Shanxi floods leave dozens dead, 120,000 displaced, and hundreds of cultural relics damaged

Politics & Current Affairs

Another deadly deluge has hit a Chinese province, three months after the Henan floods. At least 29 have died and hundreds of “immovable cultural relics” have been damaged in the flooding in Shanxi.

cars in floods in china
Photo of Shanxi floods from Xinhua via Sina.

China’s northern Shanxi Province has been struck with severe flooding over the past week, affecting a reported 1.75 million people, with 120,000 of those being evacuated from their homes.

Coal mines and cultural relics affected

The rainfall in Shanxi, which totaled “more than three times the average monthly rainfall for October in just five days,” destroyed more than 17,000 buildings and damaged nearly 190,000 hectares of farmland.

The floods led to worries about coal capacity, as some 60 coal mines in Shanxi were temporarily shuttered in the last week amid a power crisis. However, as of today, officials said (in Chinese) that all but four of these mines had resumed operations and the impact on output is expected to be limited.
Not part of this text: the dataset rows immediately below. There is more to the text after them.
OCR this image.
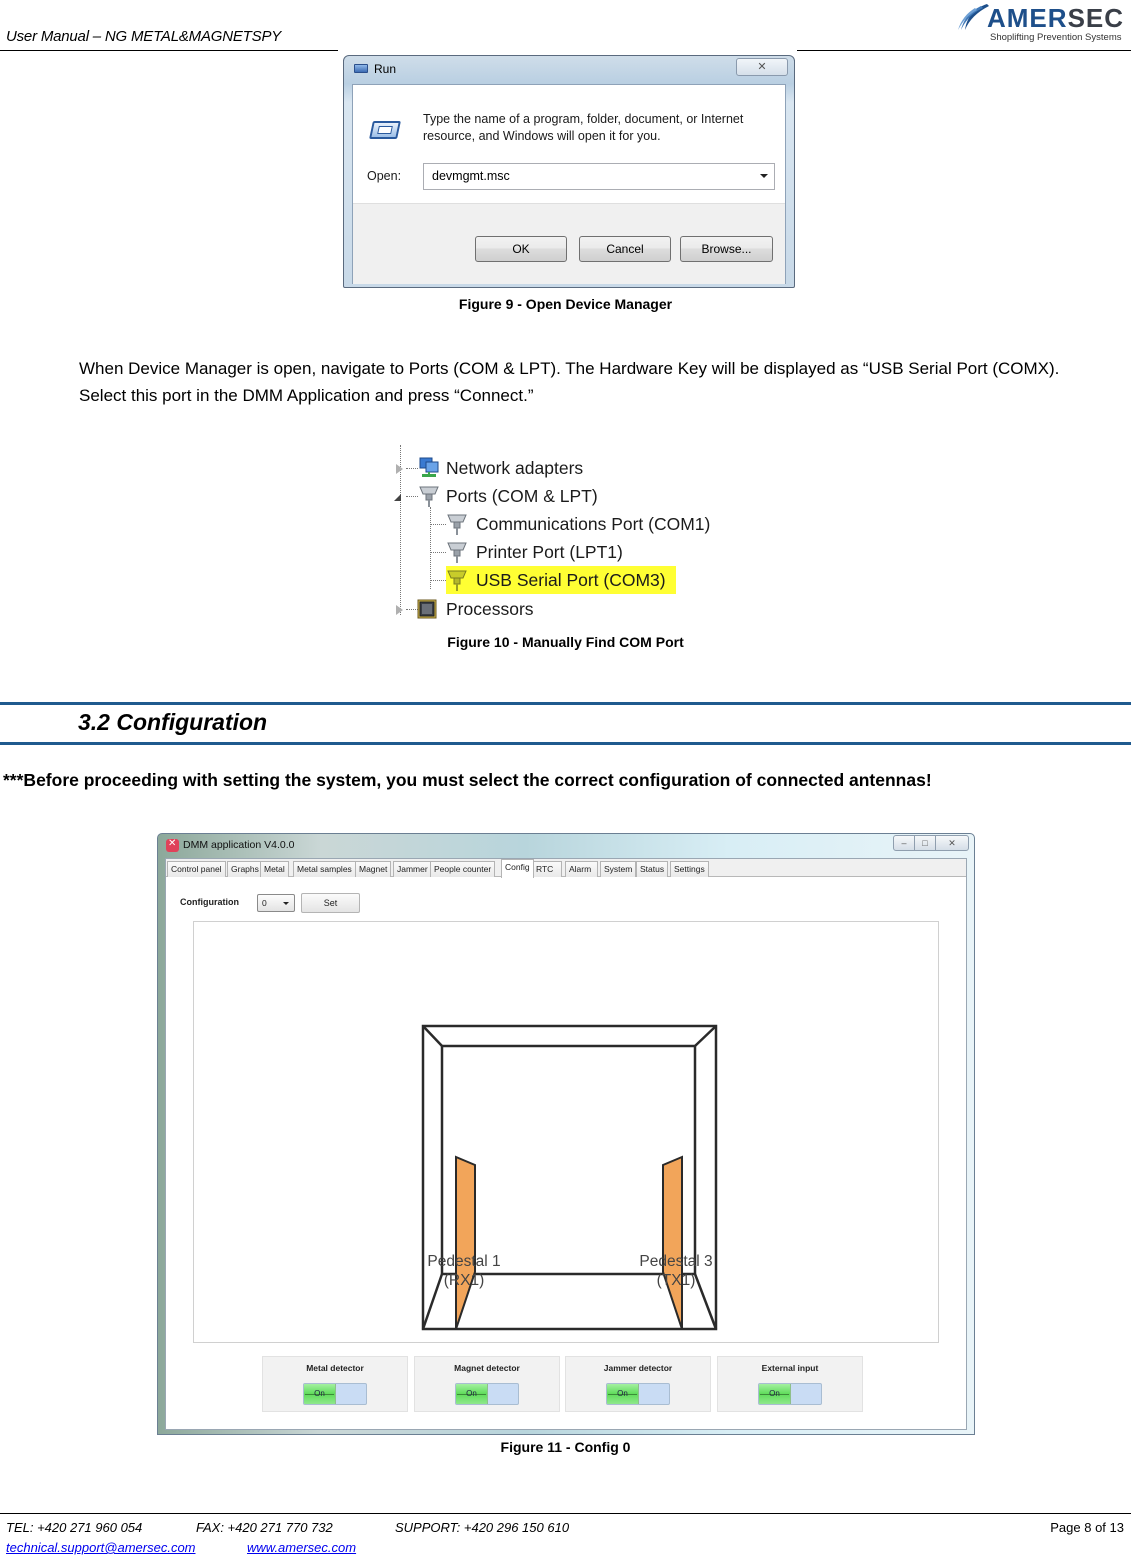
User Manual – NG METAL&MAGNETSPY
AMERSEC
Shoplifting Prevention Systems
Run	✕
Type the name of a program, folder, document, or Internet resource, and Windows will open it for you.
Open:	devmgmt.msc
OK	Cancel	Browse...
Figure 9 - Open Device Manager
When Device Manager is open, navigate to Ports (COM & LPT). The Hardware Key will be displayed as “USB Serial Port (COMX). Select this port in the DMM Application and press “Connect.”
Network adapters
Ports (COM & LPT)
Communications Port (COM1)
Printer Port (LPT1)
USB Serial Port (COM3)
Processors
Figure 10 - Manually Find COM Port
3.2 Configuration
***Before proceeding with setting the system, you must select the correct configuration of connected antennas!
✕
DMM application V4.0.0	–	□	✕
Control panel	Graphs Metal	Metal samples Magnet	Jammer People counter	Config RTC	Alarm	System Status	Settings
Configuration	0	Set
Pedestal 1
(RX1)
Pedestal 3
(TX1)
Metal detector
On
Magnet detector
On
Jammer detector
On
External input
On
Figure 11 - Config 0
TEL: +420 271 960 054	FAX: +420 271 770 732	SUPPORT: +420 296 150 610	Page 8 of 13
technical.support@amersec.com	www.amersec.com
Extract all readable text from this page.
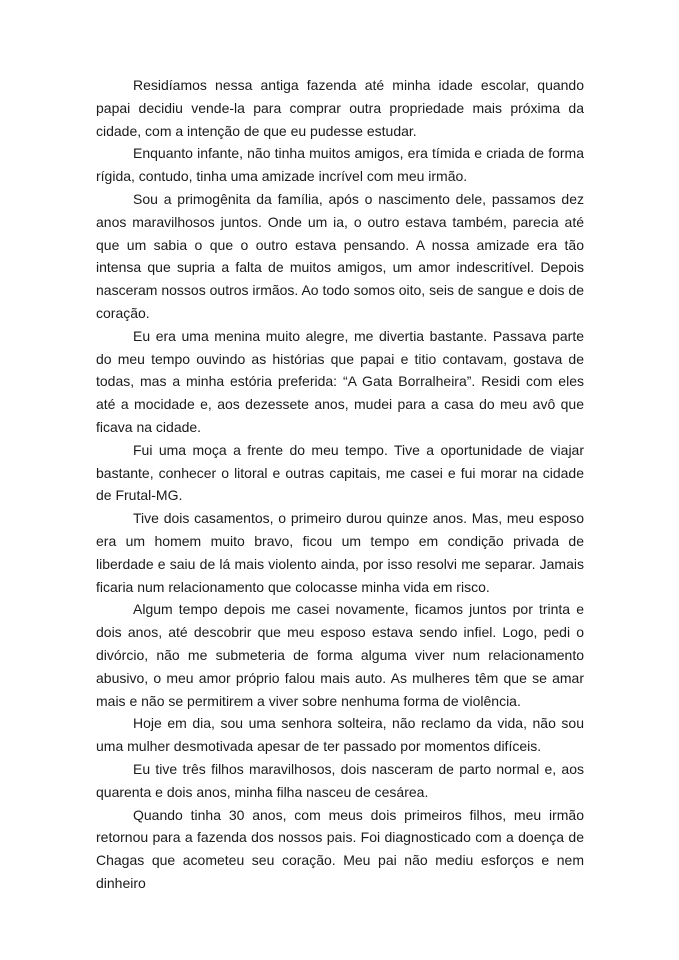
Residíamos nessa antiga fazenda até minha idade escolar, quando papai decidiu vende-la para comprar outra propriedade mais próxima da cidade, com a intenção de que eu pudesse estudar.

Enquanto infante, não tinha muitos amigos, era tímida e criada de forma rígida, contudo, tinha uma amizade incrível com meu irmão.

Sou a primogênita da família, após o nascimento dele, passamos dez anos maravilhosos juntos. Onde um ia, o outro estava também, parecia até que um sabia o que o outro estava pensando. A nossa amizade era tão intensa que supria a falta de muitos amigos, um amor indescritível. Depois nasceram nossos outros irmãos. Ao todo somos oito, seis de sangue e dois de coração.

Eu era uma menina muito alegre, me divertia bastante. Passava parte do meu tempo ouvindo as histórias que papai e titio contavam, gostava de todas, mas a minha estória preferida: “A Gata Borralheira”. Residi com eles até a mocidade e, aos dezessete anos, mudei para a casa do meu avô que ficava na cidade.

Fui uma moça a frente do meu tempo. Tive a oportunidade de viajar bastante, conhecer o litoral e outras capitais, me casei e fui morar na cidade de Frutal-MG.

Tive dois casamentos, o primeiro durou quinze anos. Mas, meu esposo era um homem muito bravo, ficou um tempo em condição privada de liberdade e saiu de lá mais violento ainda, por isso resolvi me separar. Jamais ficaria num relacionamento que colocasse minha vida em risco.

Algum tempo depois me casei novamente, ficamos juntos por trinta e dois anos, até descobrir que meu esposo estava sendo infiel. Logo, pedi o divórcio, não me submeteria de forma alguma viver num relacionamento abusivo, o meu amor próprio falou mais auto. As mulheres têm que se amar mais e não se permitirem a viver sobre nenhuma forma de violência.

Hoje em dia, sou uma senhora solteira, não reclamo da vida, não sou uma mulher desmotivada apesar de ter passado por momentos difíceis.

Eu tive três filhos maravilhosos, dois nasceram de parto normal e, aos quarenta e dois anos, minha filha nasceu de cesárea.

Quando tinha 30 anos, com meus dois primeiros filhos, meu irmão retornou para a fazenda dos nossos pais. Foi diagnosticado com a doença de Chagas que acometeu seu coração. Meu pai não mediu esforços e nem dinheiro
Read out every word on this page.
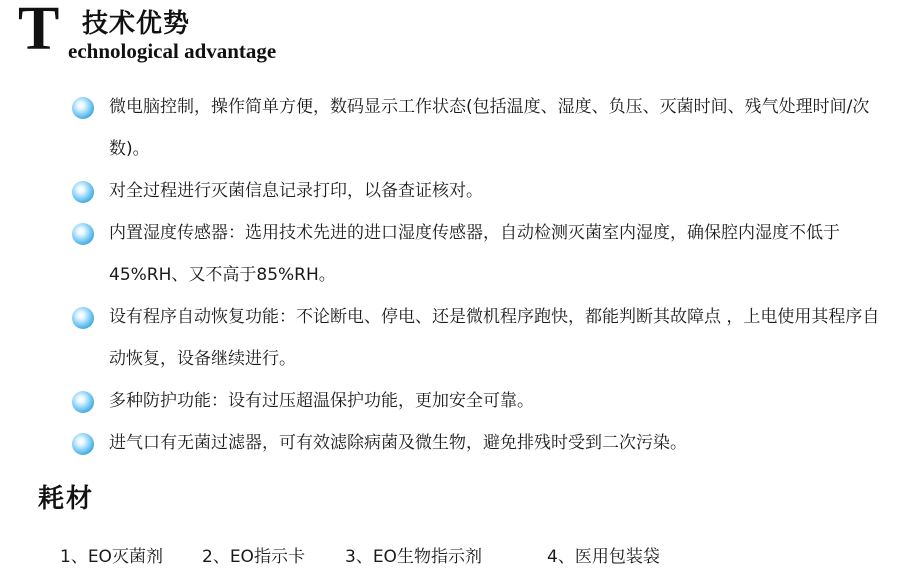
T 技术优势
echnological advantage
微电脑控制，操作简单方便，数码显示工作状态(包括温度、湿度、负压、灭菌时间、残气处理时间/次数)。
对全过程进行灭菌信息记录打印，以备查证核对。
内置湿度传感器：选用技术先进的进口湿度传感器，自动检测灭菌室内湿度，确保腔内湿度不低于45%RH、又不高于85%RH。
设有程序自动恢复功能：不论断电、停电、还是微机程序跑快，都能判断其故障点 ，上电使用其程序自动恢复，设备继续进行。
多种防护功能：设有过压超温保护功能，更加安全可靠。
进气口有无菌过滤器，可有效滤除病菌及微生物，避免排残时受到二次污染。
耗材
1、EO灭菌剂 2、EO指示卡 3、EO生物指示剂	4、医用包装袋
Historic and cultural sites are a more lasting, Shanxi-specific concern because of the province’s high number of “immovable cultural relics” — 53,875, the most in China.

  • “A total of 1,763 immovable cultural relics in the province have suffered various degrees of damage, including cracked and collapsed walls, leaking roofs, and other structural damage,” Sixth Tone reports.
  • This includes the collapse of a 25-foot section of a wall in Pingyao, a World Heritage Site known as China’s best-preserved ancient city.